- O Globo
É mais perigoso ser jornalista num governo que não dá muita importância para valores democráticos
O presidente Bolsonaro disse que nós, jornalistas, somos bichos em extinção. Essa declaração realmente me assustou, não por causa da sua agressividade, mas porque ser um bicho em extinção num governo que não dá a mínima para a preservação da natureza é mesmo muito perigoso.
Se formos analisar a metáfora do presidente, veremos que é mais perigoso ainda ser jornalista num governo que não dá muita importância para valores democráticos. Ataques aos órgãos de imprensa acontecem quando a democracia não é um regime respeitado por populistas que estão no poder.
Quando na oposição, esses mesmos políticos adoram ver seus adversários sob críticas, as mesmas que rejeitam quando governo. Todos os governos, populistas ou não, têm com a imprensa uma relação difícil, e é compreensível.
Como diz Bolsonaro, “parece que sou responsável por tudo”, reclamando de críticas ao seu governo. O pior é que é mesmo, e essa incompreensão de seu papel, e do papel da imprensa, é o que faz a relação de um presidente democrata ser diferente de um populista como ele.
Os democratas sabem a importância do jornalismo para a formação de uma sociedade plural, os populistas o consideram uma pedra nos seus caminhos, obstáculo a seus desejos de dominação. O filósofo alemão Jürgen Habermas classifica como missão do jornalismo “informar e formar”.
O jornalismo não é o quarto poder, como se costuma falar sobre a suposta força dos meios de comunicação. Só se torna um poder quando se respalda na opinião pública, quando reflete o espírito de seu tempo, e isso incomoda os autoritários.

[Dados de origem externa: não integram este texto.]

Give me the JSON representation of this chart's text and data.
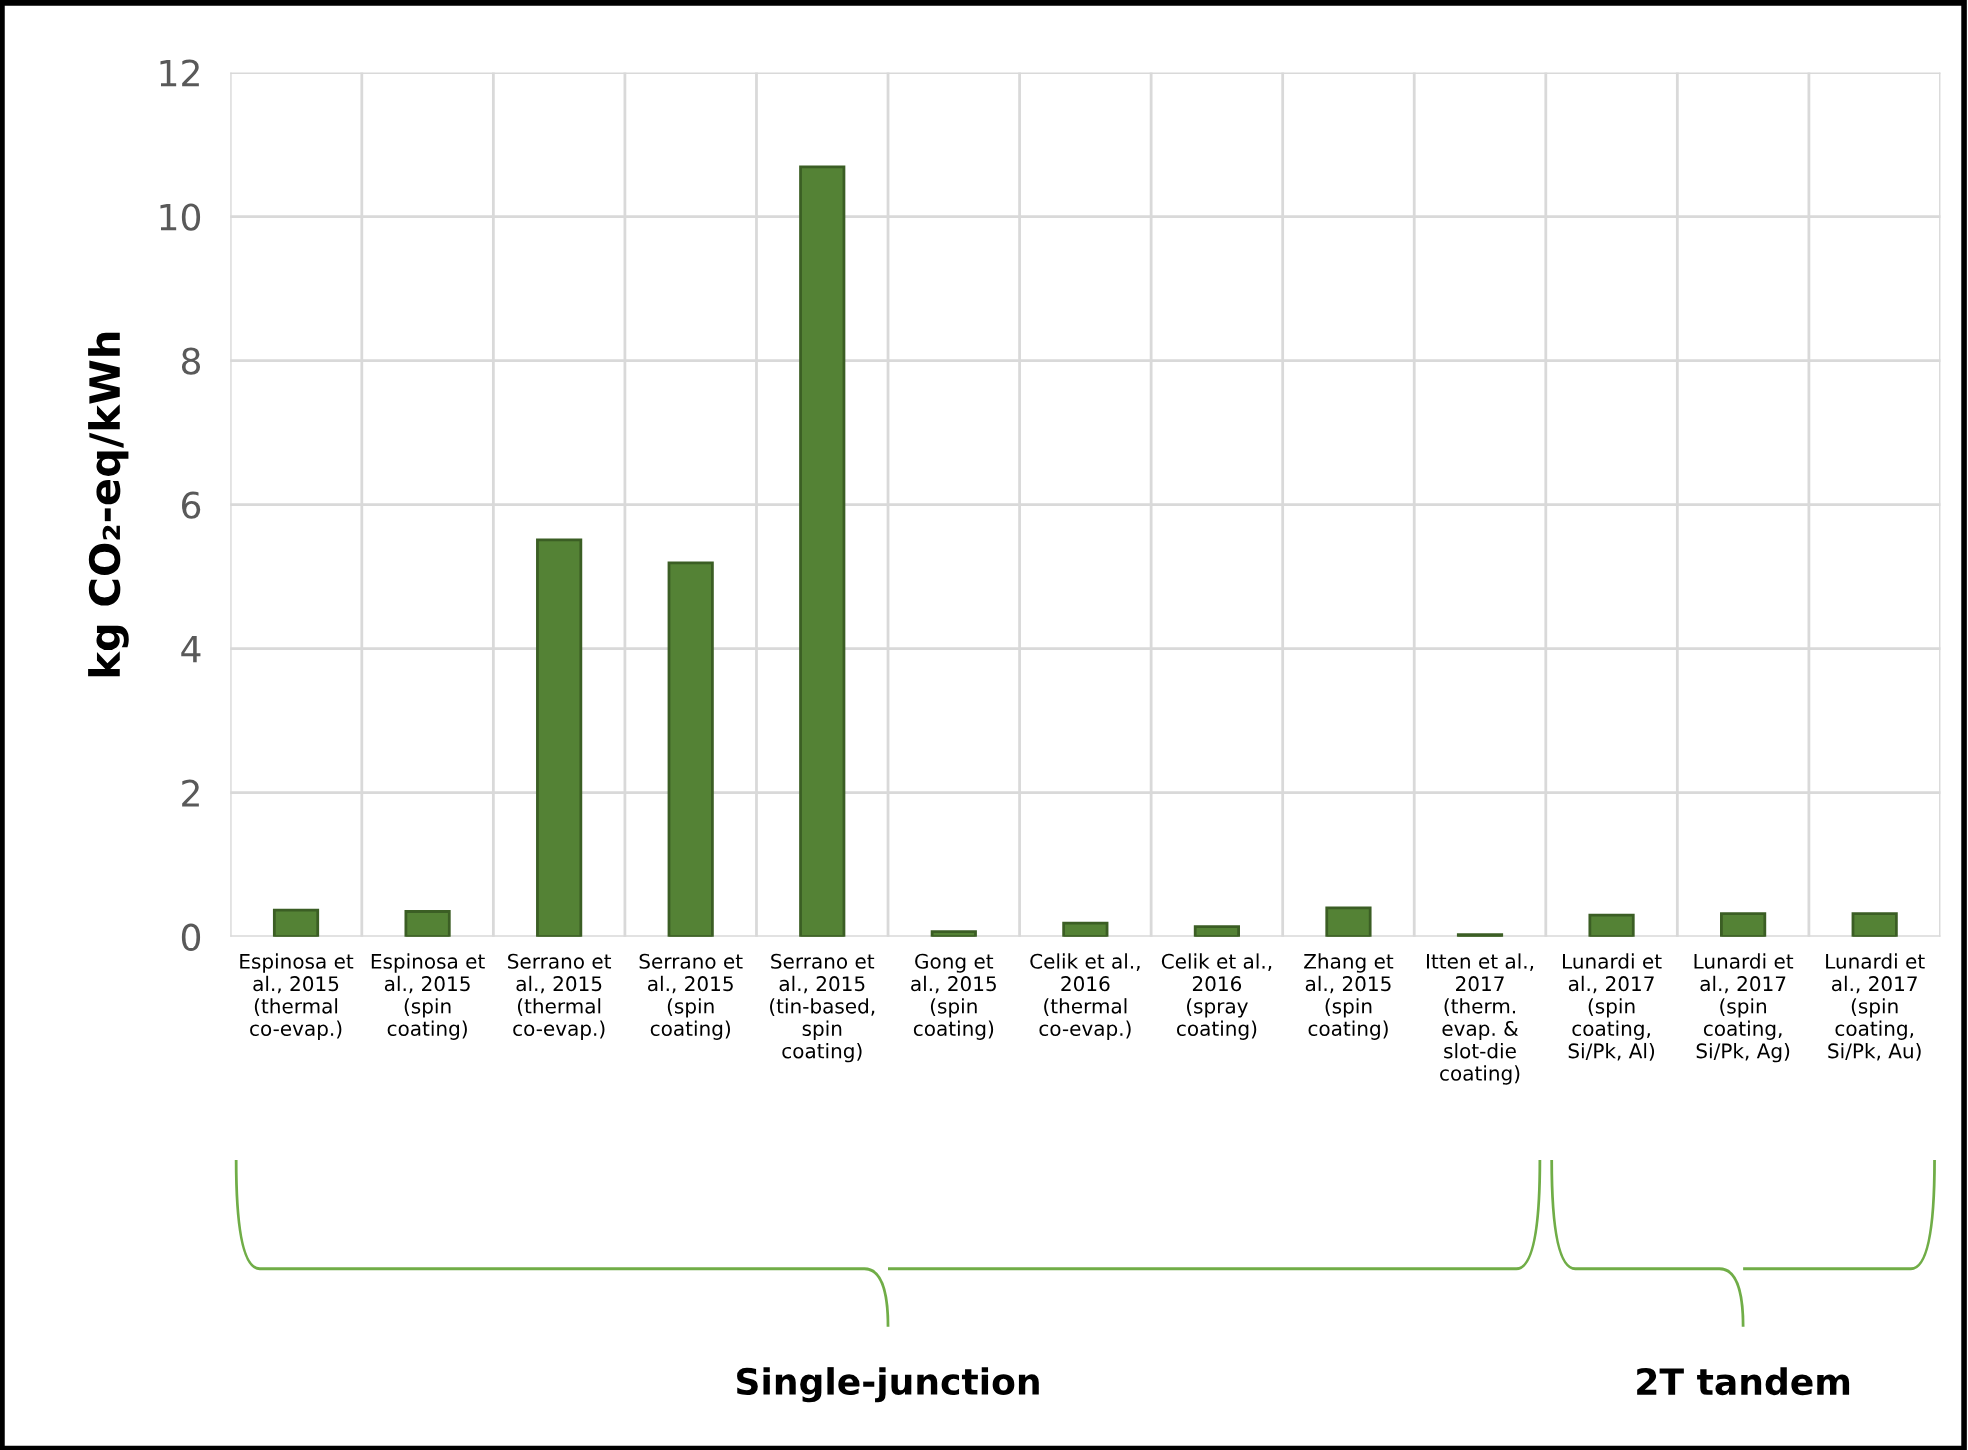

Ser o cão de guarda da opinião pública, este é o papel do jornalismo, um dos conceitos basilares no estudo da comunicação. A imprensa nasceu para dar voz à sociedade civil para se contrapor à força do Estado absolutista, e legitimar suas reivindicações no campo político.
Para Rui Barbosa, a imprensa é a vista da nação. “Através dela, acompanha o que se passa ao perto e ao longe, enxerga o que lhe malfazem, devassa o que lhe ocultam e tramam, colhe o que lhe sonegam ou roubam, percebe onde lhe alvejam ou nodoam, mede o que lhe cerceiam ou destroem, vela pelo que lhe interessa e se acautela do que ameaça”.

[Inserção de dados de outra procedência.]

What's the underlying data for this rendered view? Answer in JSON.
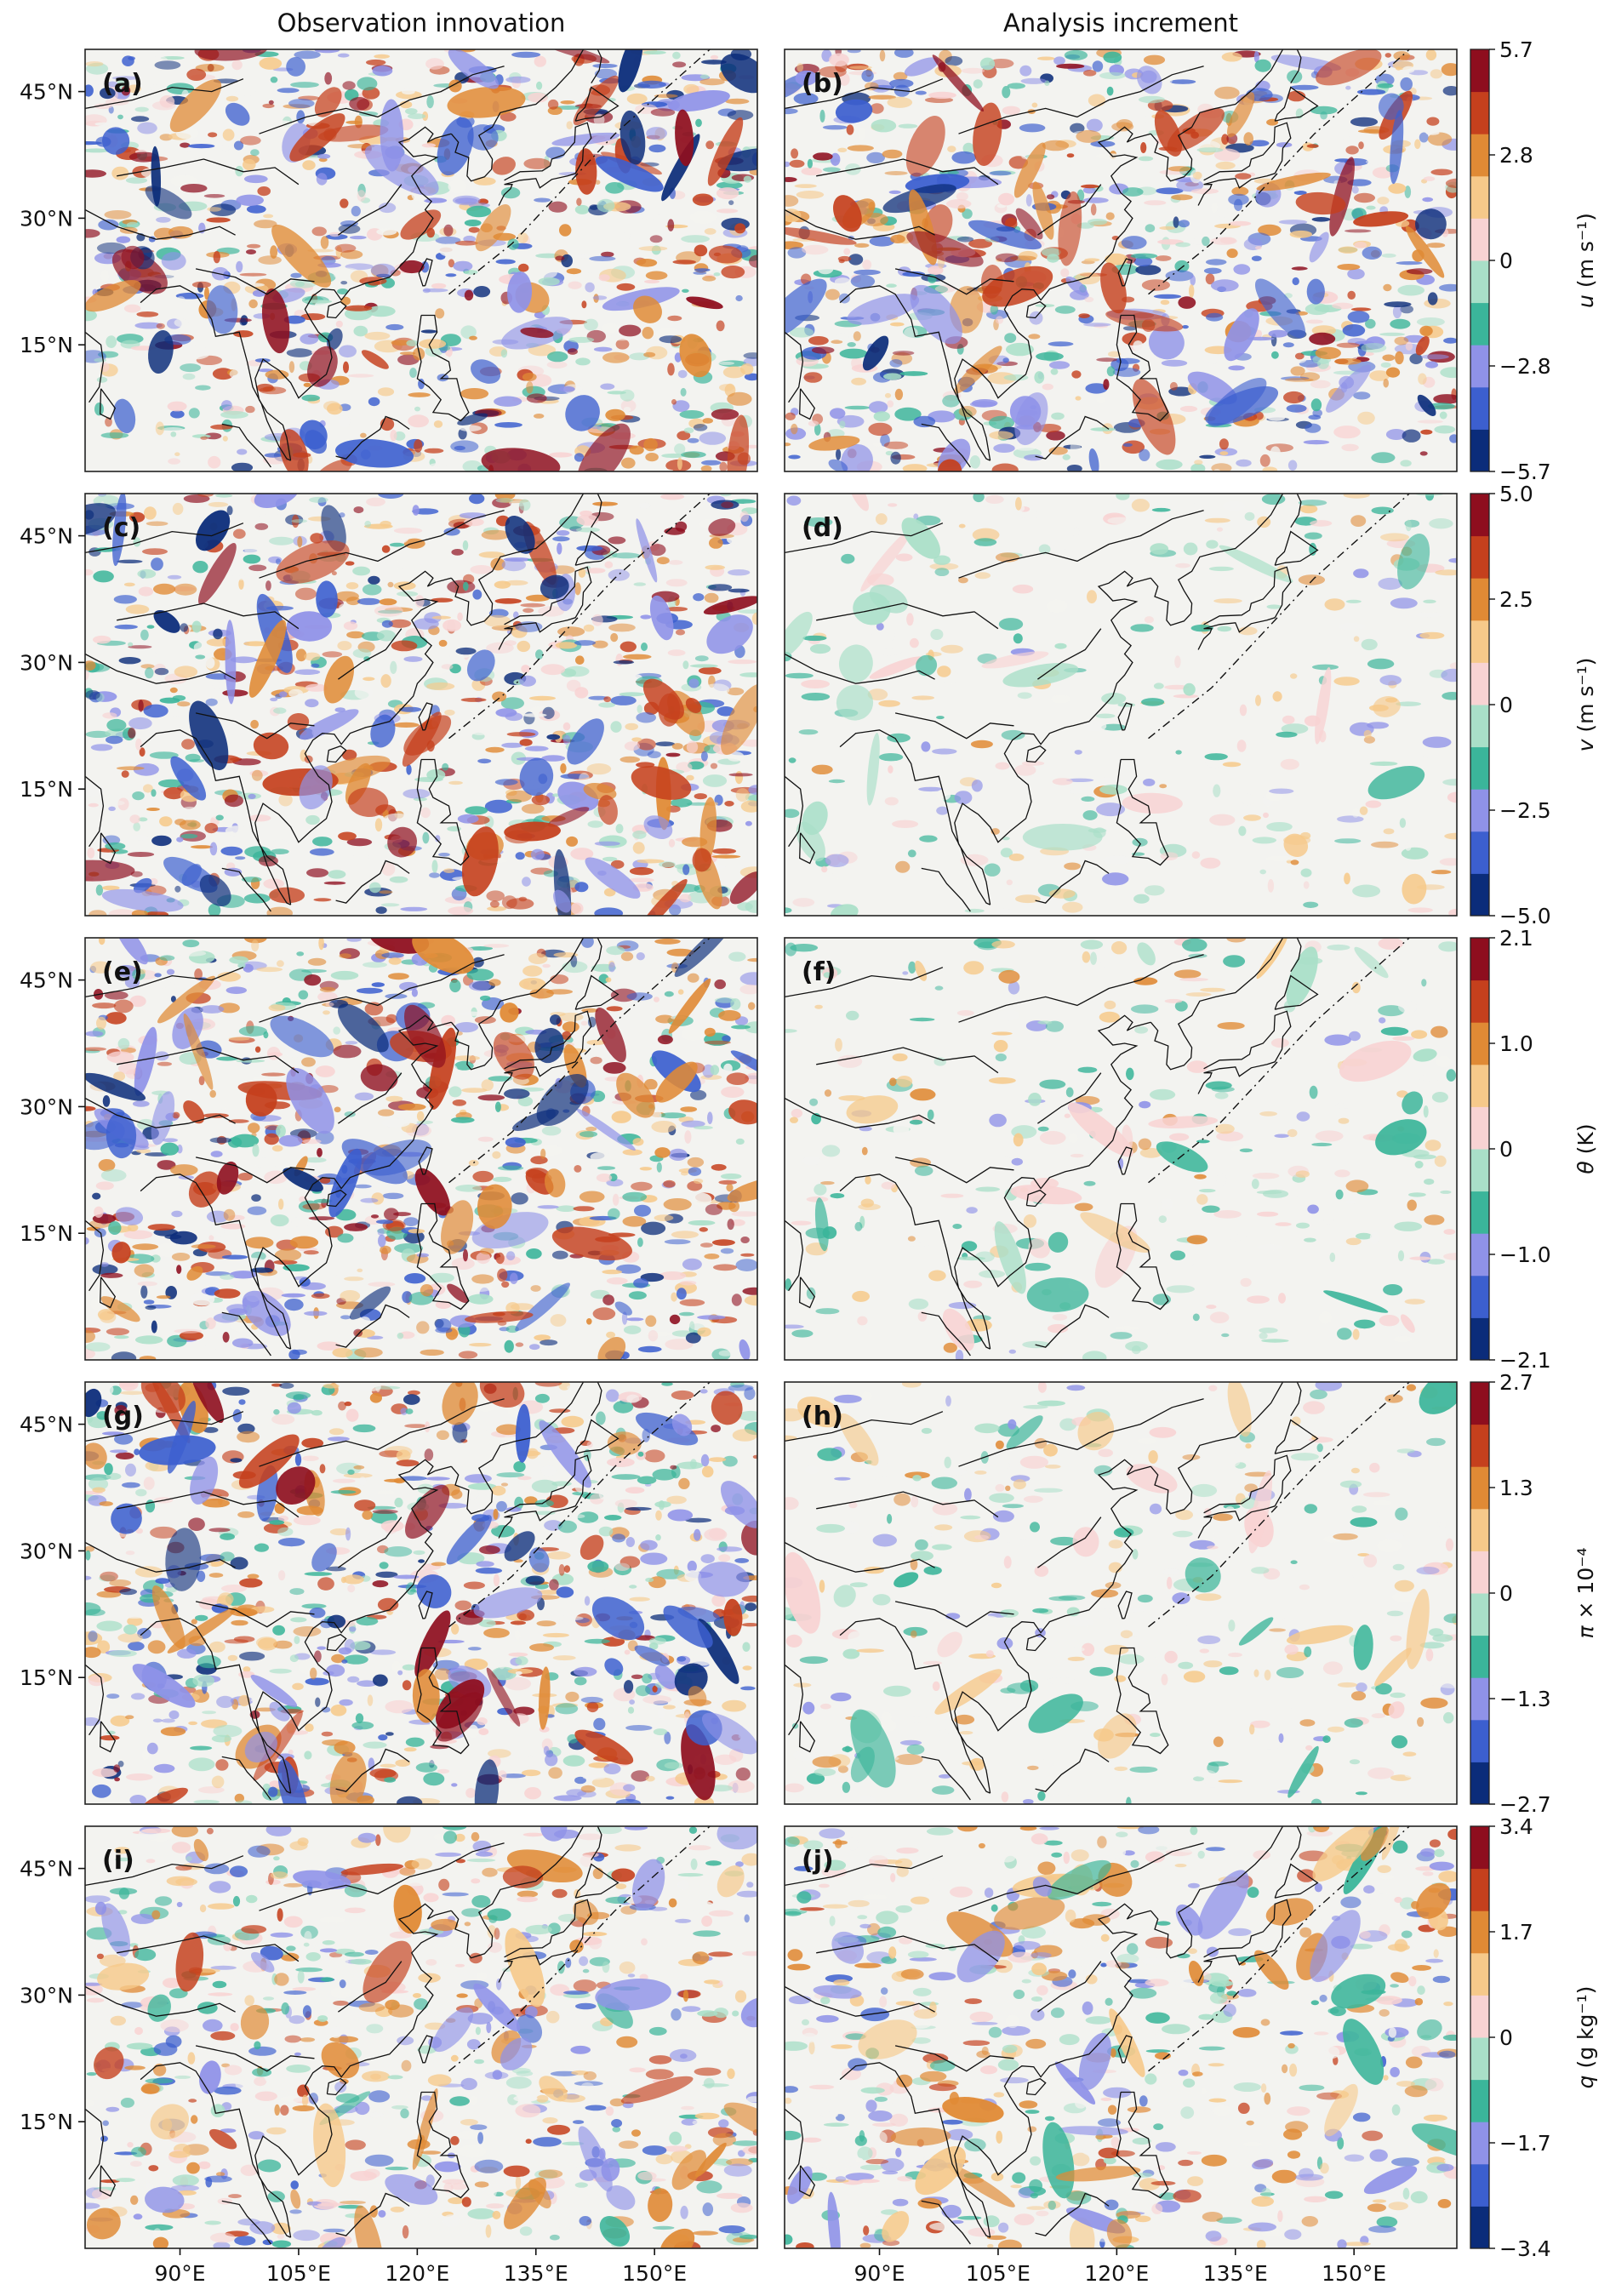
{
  "column_titles": [
    "Observation innovation",
    "Analysis increment"
  ],
  "lat_ticks": [
    "45°N",
    "30°N",
    "15°N"
  ],
  "lon_ticks": [
    "90°E",
    "105°E",
    "120°E",
    "135°E",
    "150°E"
  ],
  "rows": [
    {
      "panels": [
        "(a)",
        "(b)"
      ],
      "colorbar": {
        "label_var": "u",
        "label_unit": "(m s⁻¹)",
        "ticks": [
          "5.7",
          "2.8",
          "0",
          "−2.8",
          "−5.7"
        ]
      },
      "intensity": [
        1.0,
        1.0
      ]
    },
    {
      "panels": [
        "(c)",
        "(d)"
      ],
      "colorbar": {
        "label_var": "v",
        "label_unit": "(m s⁻¹)",
        "ticks": [
          "5.0",
          "2.5",
          "0",
          "−2.5",
          "−5.0"
        ]
      },
      "intensity": [
        1.0,
        0.35
      ]
    },
    {
      "panels": [
        "(e)",
        "(f)"
      ],
      "colorbar": {
        "label_var": "θ",
        "label_unit": "(K)",
        "ticks": [
          "2.1",
          "1.0",
          "0",
          "−1.0",
          "−2.1"
        ]
      },
      "intensity": [
        1.0,
        0.35
      ]
    },
    {
      "panels": [
        "(g)",
        "(h)"
      ],
      "colorbar": {
        "label_var": "π",
        "label_unit": "× 10⁻⁴",
        "ticks": [
          "2.7",
          "1.3",
          "0",
          "−1.3",
          "−2.7"
        ]
      },
      "intensity": [
        1.0,
        0.4
      ]
    },
    {
      "panels": [
        "(i)",
        "(j)"
      ],
      "colorbar": {
        "label_var": "q",
        "label_unit": "(g kg⁻¹)",
        "ticks": [
          "3.4",
          "1.7",
          "0",
          "−1.7",
          "−3.4"
        ]
      },
      "intensity": [
        0.8,
        0.7
      ]
    }
  ],
  "colormap": [
    "#0b2c7a",
    "#3c5fcf",
    "#8f92e8",
    "#3bb59a",
    "#a9dfc8",
    "#f3f3f0",
    "#f8d3d3",
    "#f6c98a",
    "#e08a35",
    "#c5401d",
    "#8e0e1e"
  ]
}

O presidente americano Thomas Jefferson entendeu que a imprensa, tal como um cão de guarda, deve ter liberdade para criticar e condenar, desmascarar e antagonizar.
No sistema democrático, a representação é fundamental, e sua legitimidade depende da boa informação, sendo o papel do jornalismo profissional permitir que os cidadãos exerçam seus direitos e tenham canais para expressar suas insatisfações.
No sistema de pesos e contrapesos que fundamenta a democracia, o jornalismo tem papel relevante, junto às demais instituições que formam o Estado. A função do jornalismo é buscar a verdade, não a verdade absoluta, inalcançável, mas a verdade imediata, o primeiro indício da verdade, que vai se desenrolando à medida que os fatos acontecem.
O caso do executivo brasileiro da indústria automobilística Carlos Ghosn, que fugiu da prisão domiciliar no Japão para Beirute, é exemplar dessa busca da verdade. Diversas versões já foram publicadas pelo mundo afora, e muitas outras serão, até que se chegue o mais próximo possível do que aconteceu.
Como sempre, Bolsonaro faz uma confusão danada de conceitos. O jornalismo está disseminado em diversas plataformas de informação com o avanço da tecnologia. Embora tenha perdido a hegemonia, o jornal impresso continua sendo um dos mais prestigiosos meios de comunicação.
Muito menos os jornalistas profissionais estão em extinção, indispensáveis em qualquer plataforma de comunicação, com o treinamento, as ferramentas e os códigos que definem a ética que busca a imparcialidade no relato dos fatos.